How to debug RuntimeError: CUDNN_STATUS_NOT_SUPPORTED for conv_transpose2d

Elias_Vansteenkiste · June 23, 2017, 11:02am

I want to build a autoencoder with the encoder part based on resnets.

When I run my model I get the following error message:

Traceback (most recent call last):
File "train_pytorch_ae.py", line 129, in <module>
preds, reconstruction, feats = model.l_out(inputs)
File "/home/eavsteen/.local/lib/python2.7/site-packages/torch/nn/modules/module.py", line 206, in __call__
result = self.forward(*input, **kwargs)
File "/home/eavsteen/planet/configs_pytorch/vae_res_1-3.py", line 384, in forward
bc, reconstruction, feats = self.resaenet(x)
File "/home/eavsteen/.local/lib/python2.7/site-packages/torch/nn/modules/module.py", line 206, in __call__
result = self.forward(*input, **kwargs)
File "/home/eavsteen/planet/configs_pytorch/vae_res_1-3.py", line 357, in forward
x = self.layer5(x)
File "/home/eavsteen/.local/lib/python2.7/site-packages/torch/nn/modules/module.py", line 206, in __call__
result = self.forward(*input, **kwargs)
File "/home/eavsteen/.local/lib/python2.7/site-packages/torch/nn/modules/container.py", line 64, in forward
input = module(input)
File "/home/eavsteen/.local/lib/python2.7/site-packages/torch/nn/modules/module.py", line 206, in __call__
result = self.forward(*input, **kwargs)
File "/home/eavsteen/planet/configs_pytorch/vae_res_1-3.py", line 227, in forward
out = self.deconv2(out)
File "/home/eavsteen/.local/lib/python2.7/site-packages/torch/nn/modules/module.py", line 206, in __call__
result = self.forward(*input, **kwargs)
File "/home/eavsteen/.local/lib/python2.7/site-packages/torch/nn/modules/conv.py", line 524, in forward
output_padding, self.groups, self.dilation)
File "/home/eavsteen/.local/lib/python2.7/site-packages/torch/nn/functional.py", line 131, in conv_transpose2d
return f(input, weight, bias) 
RuntimeError: CUDNN_STATUS_NOT_SUPPORTED. This error may appear if you 
passed in a non-contiguous input.

I built a simple example to test out conv_transpose2d and it works fine:

import torch
import torch.nn as nn
from torch.autograd import Variable

conv = nn.Conv2d(512,512, kernel_size=3, padding=1, stride = 2, bias=False)
conv = conv.cuda()
deconv = nn.ConvTranspose2d(512,512, kernel_size=3, padding=1, output_padding=1, stride=2, bias=False)
deconv = deconv.cuda()

x = Variable(torch.randn(16, 512, 16, 16).cuda(), requires_grad=True)

out = conv(x)
temp = out.cpu().data.numpy()
print 'after conv'
print temp.shape
out = deconv(out)
temp = out.cpu().data.numpy()
print 'after deconv'
print temp.shape
err = out.sum()
err.backward()

It nicely outputs the shapes as expected:

after conv
(16, 512, 8, 8)
after deconv
(16, 512, 16, 16)

So I tried to print out the shape of the tensor in the more complicated model before it goes into the conv_transpose2d and I get (16, 512, 8, 8) as expected, but I still get the RuntimeError.

How can I debug this problem?

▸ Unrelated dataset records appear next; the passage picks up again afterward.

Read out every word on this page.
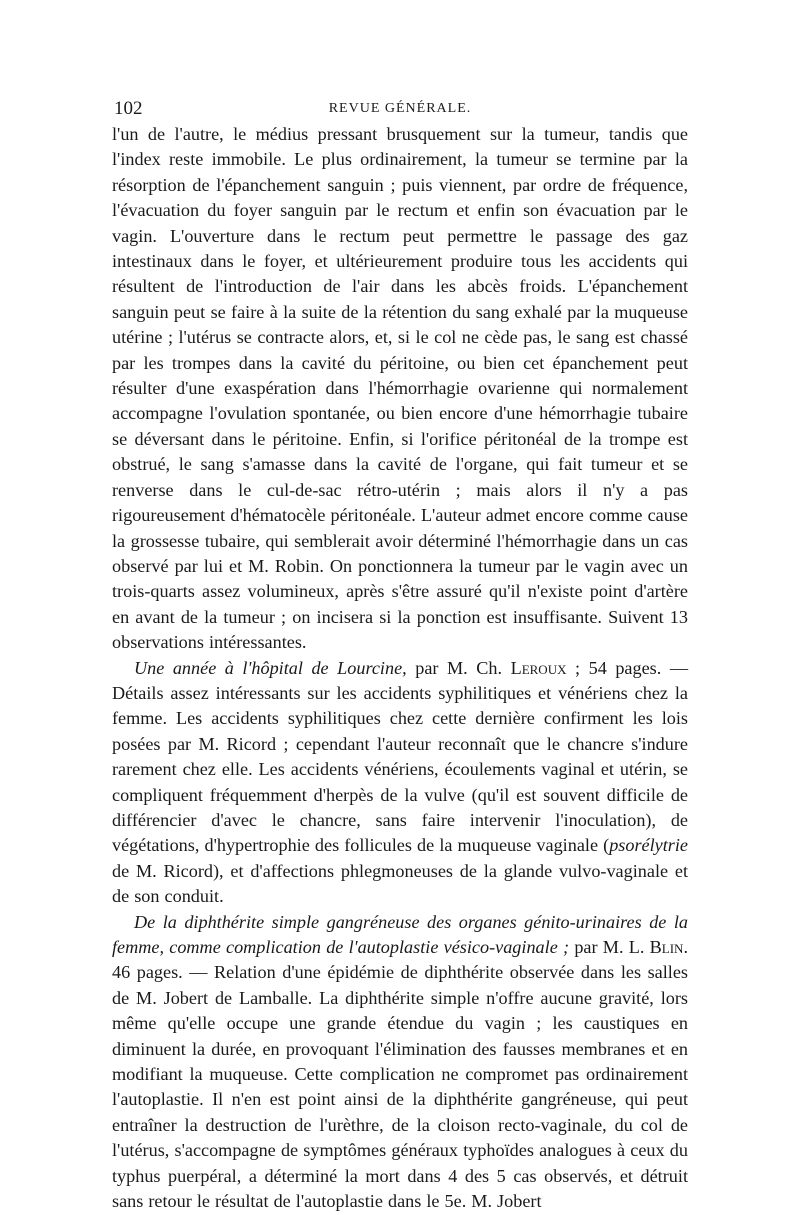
102	REVUE GÉNÉRALE.

l'un de l'autre, le médius pressant brusquement sur la tumeur, tandis que l'index reste immobile. Le plus ordinairement, la tumeur se termine par la résorption de l'épanchement sanguin ; puis viennent, par ordre de fréquence, l'évacuation du foyer sanguin par le rectum et enfin son évacuation par le vagin. L'ouverture dans le rectum peut permettre le passage des gaz intestinaux dans le foyer, et ultérieurement produire tous les accidents qui résultent de l'introduction de l'air dans les abcès froids. L'épanchement sanguin peut se faire à la suite de la rétention du sang exhalé par la muqueuse utérine ; l'utérus se contracte alors, et, si le col ne cède pas, le sang est chassé par les trompes dans la cavité du péritoine, ou bien cet épanchement peut résulter d'une exaspération dans l'hémorrhagie ovarienne qui normalement accompagne l'ovulation spontanée, ou bien encore d'une hémorrhagie tubaire se déversant dans le péritoine. Enfin, si l'orifice péritonéal de la trompe est obstrué, le sang s'amasse dans la cavité de l'organe, qui fait tumeur et se renverse dans le cul-de-sac rétro-utérin ; mais alors il n'y a pas rigoureusement d'hématocèle péritonéale. L'auteur admet encore comme cause la grossesse tubaire, qui semblerait avoir déterminé l'hémorrhagie dans un cas observé par lui et M. Robin. On ponctionnera la tumeur par le vagin avec un trois-quarts assez volumineux, après s'être assuré qu'il n'existe point d'artère en avant de la tumeur ; on incisera si la ponction est insuffisante. Suivent 13 observations intéressantes.

Une année à l'hôpital de Lourcine, par M. Ch. Leroux ; 54 pages. — Détails assez intéressants sur les accidents syphilitiques et vénériens chez la femme. Les accidents syphilitiques chez cette dernière confirment les lois posées par M. Ricord ; cependant l'auteur reconnaît que le chancre s'indure rarement chez elle. Les accidents vénériens, écoulements vaginal et utérin, se compliquent fréquemment d'herpès de la vulve (qu'il est souvent difficile de différencier d'avec le chancre, sans faire intervenir l'inoculation), de végétations, d'hypertrophie des follicules de la muqueuse vaginale (psorélytrie de M. Ricord), et d'affections phlegmoneuses de la glande vulvo-vaginale et de son conduit.

De la diphthérite simple gangréneuse des organes génito-urinaires de la femme, comme complication de l'autoplastie vésico-vaginale ; par M. L. Blin. 46 pages. — Relation d'une épidémie de diphthérite observée dans les salles de M. Jobert de Lamballe. La diphthérite simple n'offre aucune gravité, lors même qu'elle occupe une grande étendue du vagin ; les caustiques en diminuent la durée, en provoquant l'élimination des fausses membranes et en modifiant la muqueuse. Cette complication ne compromet pas ordinairement l'autoplastie. Il n'en est point ainsi de la diphthérite gangréneuse, qui peut entraîner la destruction de l'urèthre, de la cloison recto-vaginale, du col de l'utérus, s'accompagne de symptômes généraux typhoïdes analogues à ceux du typhus puerpéral, a déterminé la mort dans 4 des 5 cas observés, et détruit sans retour le résultat de l'autoplastie dans le 5e. M. Jobert
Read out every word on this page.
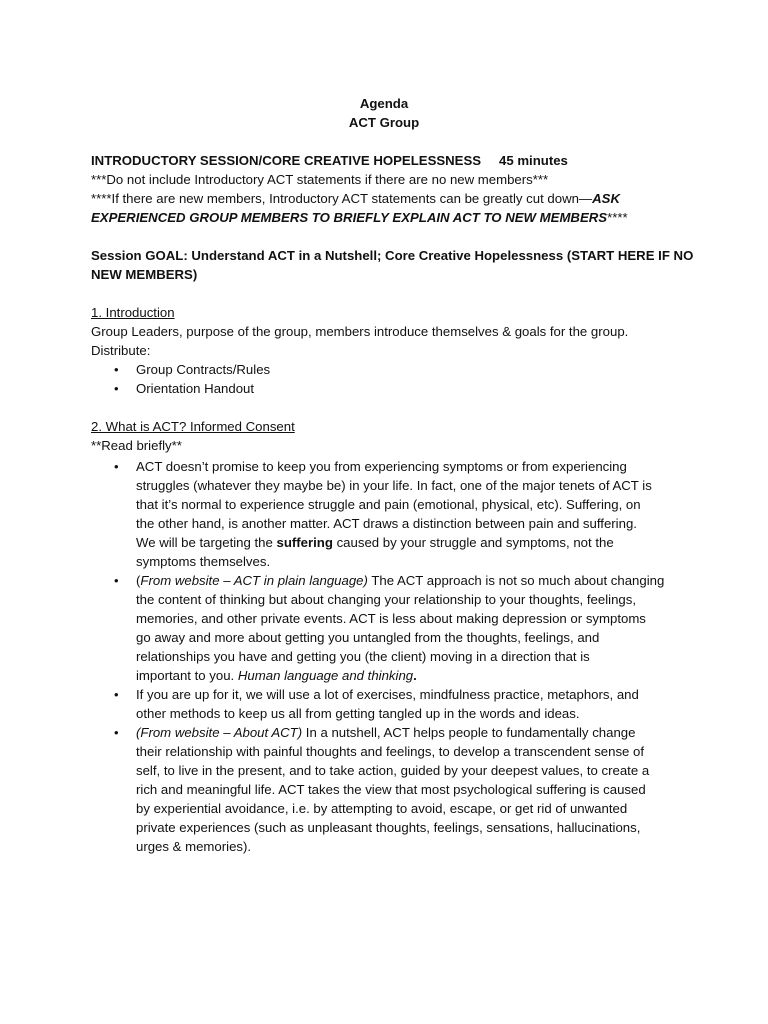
Agenda
ACT Group
INTRODUCTORY SESSION/CORE CREATIVE HOPELESSNESS 45 minutes
***Do not include Introductory ACT statements if there are no new members***
****If there are new members, Introductory ACT statements can be greatly cut down—ASK
EXPERIENCED GROUP MEMBERS TO BRIEFLY EXPLAIN ACT TO NEW MEMBERS****
Session GOAL: Understand ACT in a Nutshell; Core Creative Hopelessness (START HERE IF NO
NEW MEMBERS)
1. Introduction
Group Leaders, purpose of the group, members introduce themselves & goals for the group.
Distribute:
• Group Contracts/Rules
• Orientation Handout
2. What is ACT? Informed Consent
**Read briefly**
• ACT doesn’t promise to keep you from experiencing symptoms or from experiencing
struggles (whatever they maybe be) in your life. In fact, one of the major tenets of ACT is
that it’s normal to experience struggle and pain (emotional, physical, etc). Suffering, on
the other hand, is another matter. ACT draws a distinction between pain and suffering.
We will be targeting the suffering caused by your struggle and symptoms, not the
symptoms themselves.
• (From website – ACT in plain language) The ACT approach is not so much about changing
the content of thinking but about changing your relationship to your thoughts, feelings,
memories, and other private events. ACT is less about making depression or symptoms
go away and more about getting you untangled from the thoughts, feelings, and
relationships you have and getting you (the client) moving in a direction that is
important to you. Human language and thinking.
• If you are up for it, we will use a lot of exercises, mindfulness practice, metaphors, and
other methods to keep us all from getting tangled up in the words and ideas.
• (From website – About ACT) In a nutshell, ACT helps people to fundamentally change
their relationship with painful thoughts and feelings, to develop a transcendent sense of
self, to live in the present, and to take action, guided by your deepest values, to create a
rich and meaningful life. ACT takes the view that most psychological suffering is caused
by experiential avoidance, i.e. by attempting to avoid, escape, or get rid of unwanted
private experiences (such as unpleasant thoughts, feelings, sensations, hallucinations,
urges & memories).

What does non-contiguous input actually mean?

Ubuntu 16, cuda 8, i tried both cudnn 6.0 and cudnn 5.1.

Some extra information:
The runtime error happens at the first deconvolution layer of the decoder stage, with the following definition:

self.deconv = nn.ConvTranspose2d(planes, planes, kernel_size=3, stride=stride,
                                 padding=1, output_padding=1, bias=False)

I also tested if cudnn is loaded correctly:

import torch
print(torch.backends.cudnn.is_acceptable(torch.cuda.FloatTensor(1)))
print(torch.backends.cudnn.version())

output:

True
6021

smth · July 7, 2017, 3:34am

Hi Elias,

Sorry for the late reply. Is there any chance I can get access to your full script? I want to reproduce and fix this problem.